10

GitHub - mykolav/coollang-2020-fs: Cool 2020 compiler implemented in F#

 3 years ago
source link: https://github.com/mykolav/coollang-2020-fs
Go to the source link to view the article. You can view the picture content, updated content and better typesetting reading experience. If the link is broken, please click the button below to view the snapshot at that time.
neoserver,ios ssh client

Compiler of Cool 2020 (a small Scala subset) into x86-64 assembly, in F#

The project is purely for fun and it's, honestly, just another toy compiler. Here's a couple things that might set it apart.
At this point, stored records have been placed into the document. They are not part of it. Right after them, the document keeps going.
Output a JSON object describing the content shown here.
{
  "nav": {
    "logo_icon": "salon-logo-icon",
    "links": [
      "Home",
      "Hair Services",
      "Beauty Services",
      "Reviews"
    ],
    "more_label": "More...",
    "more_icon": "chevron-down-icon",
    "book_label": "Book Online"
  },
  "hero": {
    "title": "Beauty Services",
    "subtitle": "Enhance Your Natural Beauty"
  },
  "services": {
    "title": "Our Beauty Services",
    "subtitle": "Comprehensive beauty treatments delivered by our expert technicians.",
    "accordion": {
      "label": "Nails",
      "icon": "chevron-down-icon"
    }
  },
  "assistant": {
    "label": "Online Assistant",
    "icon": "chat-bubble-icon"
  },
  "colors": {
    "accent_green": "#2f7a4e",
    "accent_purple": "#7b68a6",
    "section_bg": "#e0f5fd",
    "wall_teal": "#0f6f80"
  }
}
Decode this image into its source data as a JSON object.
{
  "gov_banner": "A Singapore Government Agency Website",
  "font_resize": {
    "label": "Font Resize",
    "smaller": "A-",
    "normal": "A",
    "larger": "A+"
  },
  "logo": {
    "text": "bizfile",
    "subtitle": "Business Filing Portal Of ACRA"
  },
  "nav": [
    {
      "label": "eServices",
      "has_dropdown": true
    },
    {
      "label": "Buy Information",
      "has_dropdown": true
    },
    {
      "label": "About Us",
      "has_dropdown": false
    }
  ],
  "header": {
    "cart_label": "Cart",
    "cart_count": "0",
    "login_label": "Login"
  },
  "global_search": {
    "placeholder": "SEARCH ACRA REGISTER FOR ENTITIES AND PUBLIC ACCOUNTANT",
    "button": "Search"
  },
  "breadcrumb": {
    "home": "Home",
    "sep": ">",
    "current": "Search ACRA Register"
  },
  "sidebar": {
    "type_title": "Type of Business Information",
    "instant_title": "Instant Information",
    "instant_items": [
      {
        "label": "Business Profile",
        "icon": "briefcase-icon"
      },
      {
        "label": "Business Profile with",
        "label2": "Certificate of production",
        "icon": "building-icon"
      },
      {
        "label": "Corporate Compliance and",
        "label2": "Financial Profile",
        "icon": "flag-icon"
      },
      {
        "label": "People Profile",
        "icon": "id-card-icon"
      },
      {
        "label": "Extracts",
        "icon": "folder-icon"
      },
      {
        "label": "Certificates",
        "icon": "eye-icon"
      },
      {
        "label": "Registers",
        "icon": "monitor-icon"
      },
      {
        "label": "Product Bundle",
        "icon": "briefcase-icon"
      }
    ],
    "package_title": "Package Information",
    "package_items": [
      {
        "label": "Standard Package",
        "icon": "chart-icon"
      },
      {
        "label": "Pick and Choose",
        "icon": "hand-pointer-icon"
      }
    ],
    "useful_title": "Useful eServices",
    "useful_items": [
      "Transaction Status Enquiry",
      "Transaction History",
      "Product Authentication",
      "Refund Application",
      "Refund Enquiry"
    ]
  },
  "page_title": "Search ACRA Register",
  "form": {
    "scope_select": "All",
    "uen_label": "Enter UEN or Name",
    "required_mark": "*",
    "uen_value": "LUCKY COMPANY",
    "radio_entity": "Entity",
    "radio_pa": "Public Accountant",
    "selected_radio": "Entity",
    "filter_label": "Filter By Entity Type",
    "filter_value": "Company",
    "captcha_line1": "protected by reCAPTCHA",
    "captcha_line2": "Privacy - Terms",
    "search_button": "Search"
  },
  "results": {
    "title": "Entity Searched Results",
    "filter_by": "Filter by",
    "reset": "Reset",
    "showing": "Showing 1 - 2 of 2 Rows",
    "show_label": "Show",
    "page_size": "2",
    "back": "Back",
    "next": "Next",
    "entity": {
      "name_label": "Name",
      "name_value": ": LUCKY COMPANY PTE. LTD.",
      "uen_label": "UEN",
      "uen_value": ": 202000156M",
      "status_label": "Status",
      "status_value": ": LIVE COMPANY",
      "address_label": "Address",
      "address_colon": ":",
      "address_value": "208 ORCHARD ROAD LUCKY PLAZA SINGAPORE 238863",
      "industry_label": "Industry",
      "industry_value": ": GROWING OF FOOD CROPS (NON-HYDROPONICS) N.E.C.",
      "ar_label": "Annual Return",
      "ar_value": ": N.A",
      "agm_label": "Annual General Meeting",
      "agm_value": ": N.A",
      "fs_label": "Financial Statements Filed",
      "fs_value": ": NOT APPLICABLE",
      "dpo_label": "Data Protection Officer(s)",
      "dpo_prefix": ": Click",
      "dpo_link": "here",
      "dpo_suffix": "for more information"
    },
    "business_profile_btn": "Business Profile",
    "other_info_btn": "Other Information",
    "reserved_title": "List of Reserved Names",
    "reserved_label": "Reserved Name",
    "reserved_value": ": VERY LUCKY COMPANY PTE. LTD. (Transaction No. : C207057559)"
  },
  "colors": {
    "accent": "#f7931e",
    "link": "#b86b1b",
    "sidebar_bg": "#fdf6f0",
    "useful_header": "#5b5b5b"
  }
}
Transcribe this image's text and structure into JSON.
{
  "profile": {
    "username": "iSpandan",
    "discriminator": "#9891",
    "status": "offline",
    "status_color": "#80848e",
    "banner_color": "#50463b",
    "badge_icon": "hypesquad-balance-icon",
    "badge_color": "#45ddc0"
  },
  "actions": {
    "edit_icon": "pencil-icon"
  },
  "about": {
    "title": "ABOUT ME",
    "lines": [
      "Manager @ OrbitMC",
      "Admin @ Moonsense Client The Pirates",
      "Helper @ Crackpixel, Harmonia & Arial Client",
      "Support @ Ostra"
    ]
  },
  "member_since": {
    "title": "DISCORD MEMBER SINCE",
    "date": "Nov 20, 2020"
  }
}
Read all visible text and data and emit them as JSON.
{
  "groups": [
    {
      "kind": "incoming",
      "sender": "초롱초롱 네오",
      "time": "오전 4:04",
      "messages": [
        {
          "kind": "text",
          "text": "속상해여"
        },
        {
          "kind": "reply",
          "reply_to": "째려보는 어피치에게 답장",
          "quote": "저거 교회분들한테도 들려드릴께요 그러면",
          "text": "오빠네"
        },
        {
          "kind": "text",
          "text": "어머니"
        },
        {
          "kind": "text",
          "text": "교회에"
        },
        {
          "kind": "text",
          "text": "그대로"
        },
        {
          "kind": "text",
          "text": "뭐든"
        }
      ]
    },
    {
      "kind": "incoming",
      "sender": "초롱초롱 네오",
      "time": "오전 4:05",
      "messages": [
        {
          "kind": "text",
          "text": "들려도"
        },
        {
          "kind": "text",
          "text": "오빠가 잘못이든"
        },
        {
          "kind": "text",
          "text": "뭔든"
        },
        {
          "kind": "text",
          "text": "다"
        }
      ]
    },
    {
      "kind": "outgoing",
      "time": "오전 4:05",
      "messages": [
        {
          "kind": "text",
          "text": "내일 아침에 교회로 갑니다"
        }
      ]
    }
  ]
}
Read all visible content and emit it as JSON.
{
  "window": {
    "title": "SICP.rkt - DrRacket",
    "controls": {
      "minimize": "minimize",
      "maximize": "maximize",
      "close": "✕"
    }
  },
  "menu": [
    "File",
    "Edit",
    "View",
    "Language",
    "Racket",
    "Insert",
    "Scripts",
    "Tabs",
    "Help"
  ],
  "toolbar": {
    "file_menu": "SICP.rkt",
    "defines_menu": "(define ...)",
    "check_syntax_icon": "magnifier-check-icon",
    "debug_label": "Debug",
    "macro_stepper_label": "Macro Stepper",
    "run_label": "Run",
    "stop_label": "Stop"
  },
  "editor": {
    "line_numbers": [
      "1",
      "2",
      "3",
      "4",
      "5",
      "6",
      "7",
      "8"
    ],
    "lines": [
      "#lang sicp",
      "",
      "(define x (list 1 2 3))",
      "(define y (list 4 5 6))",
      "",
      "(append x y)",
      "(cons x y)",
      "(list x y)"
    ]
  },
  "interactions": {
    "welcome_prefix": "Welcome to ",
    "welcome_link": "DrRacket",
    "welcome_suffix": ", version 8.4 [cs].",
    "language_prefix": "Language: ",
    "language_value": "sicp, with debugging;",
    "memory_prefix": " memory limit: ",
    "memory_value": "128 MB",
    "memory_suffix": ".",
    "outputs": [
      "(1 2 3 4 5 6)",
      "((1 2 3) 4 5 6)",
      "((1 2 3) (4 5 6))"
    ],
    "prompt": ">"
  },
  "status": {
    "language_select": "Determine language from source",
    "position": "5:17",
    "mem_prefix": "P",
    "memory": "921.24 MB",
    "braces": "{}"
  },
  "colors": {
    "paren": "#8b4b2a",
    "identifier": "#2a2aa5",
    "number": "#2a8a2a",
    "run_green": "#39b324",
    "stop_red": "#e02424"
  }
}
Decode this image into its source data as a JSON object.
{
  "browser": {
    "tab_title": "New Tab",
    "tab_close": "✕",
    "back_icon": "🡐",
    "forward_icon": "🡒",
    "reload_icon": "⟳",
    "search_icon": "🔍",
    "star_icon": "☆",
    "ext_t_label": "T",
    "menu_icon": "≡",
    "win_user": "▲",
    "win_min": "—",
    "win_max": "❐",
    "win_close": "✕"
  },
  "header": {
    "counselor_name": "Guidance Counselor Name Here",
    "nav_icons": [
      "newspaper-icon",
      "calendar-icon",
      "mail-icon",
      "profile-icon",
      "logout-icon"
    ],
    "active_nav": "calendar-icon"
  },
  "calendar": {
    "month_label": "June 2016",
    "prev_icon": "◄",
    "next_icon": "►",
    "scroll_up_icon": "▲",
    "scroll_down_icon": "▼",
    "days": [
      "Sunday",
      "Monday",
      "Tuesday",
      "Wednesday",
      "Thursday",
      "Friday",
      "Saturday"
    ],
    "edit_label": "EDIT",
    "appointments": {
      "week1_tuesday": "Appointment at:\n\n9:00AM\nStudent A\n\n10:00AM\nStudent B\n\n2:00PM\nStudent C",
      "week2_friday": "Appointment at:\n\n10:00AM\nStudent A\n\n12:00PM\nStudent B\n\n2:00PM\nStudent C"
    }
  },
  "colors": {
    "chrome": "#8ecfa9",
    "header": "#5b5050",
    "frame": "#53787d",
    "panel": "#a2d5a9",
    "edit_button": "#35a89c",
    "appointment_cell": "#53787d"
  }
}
  • It compiles down to x86-64 assembly. Then invokes GNU as and ld to produce a native executable. To me personally, this is much more rewarding than emitting MIPS assembly and using an emulator to run it, like many compiler courses do. I also prefer emitting assembly to, for example, C — at the very least, it forces the developer to figure out converting expressions into assembly, and managing the stack. That really drives home the point how much work high level languages do for us.

  • The Cool 2020 language is simple but not too simple. A lot of mini-compilers have languages with functions, primitive values and not much else. Whereas this project's language has classes, inheritance, virtual dispatch, and even a very simple form of pattern matching.

  • The test suite contains more than 250 automated tests. In particular there are a number of end-to-end tests, which invoke the compiler on a source file, run the produced executable and check its output against the expected values.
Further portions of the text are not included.